Sebelum pemanggilan kelima tersebut Sularno melaporkan kasus ini ke Tim Advokasi AJI Batam.
Tim Advokasi AJI Batam langsung mendampingi pemeriksaan Sularno.
“Sandaran saya adalah Undang Undang Pers. Siapa pun yang keberatan bisa menggunakan hak jawab,” ujarnya. Dalam pemeriksaan kelima itu, ia menandatangani berita acara penolakan untuk diperiksa.
Menurutnya, kasus semacam ini tidak boleh berlanjut, agar tidak menjadi preseden buruk bagi kebebasan pers di masa mendatang. Ia juga menyampaikan apresiasi kepada AJI yang terus memberikan dukungan moral.
AJI Kota Batam mendesak:
1. Polda Kepri menghentikan proses pidana UU ITE terhadap karya jurnalistik. Sengketa semacam ini semestinya ditangani melalui Dewan Pers.

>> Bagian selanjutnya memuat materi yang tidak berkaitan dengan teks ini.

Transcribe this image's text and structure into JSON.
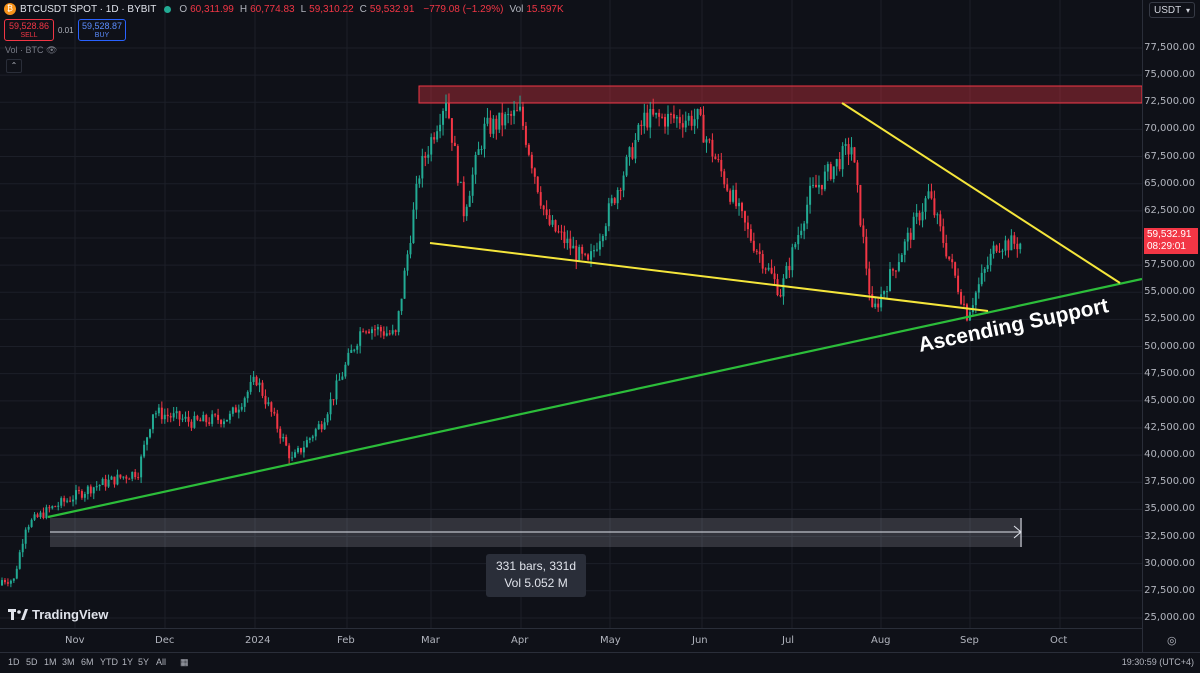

2. Seluruh pihak perlu memahami bahwa narasumber jurnalistik tidak bisa dikenai pidana. Jika ada keberatan atas pernyataannya, penyelesaiannya dilakukan melalui mekanisme sengketa pers seperti hak jawab atau koreksi.
3. Penyelesaian terhadap sengketa ini seharusnya mengacu pada UU Pers nomor 40 Tahun 1999. Serta perjanjian kerjasama antara Kepolisian dengan Dewan Pers di tahun 2022, mengenai perlindungan kemerdekaan pers dan penegakan hukum terhadap penyalahgunaan profesi.
4. Dewan Pers diminta aktif memberikan pemahaman kepada aparat penegak hukum bahwa penanganan terhadap karya jurnalistik yang dianggap bermasalah harus mengacu pada Undang-Undang Pers, bukan jalur pidana.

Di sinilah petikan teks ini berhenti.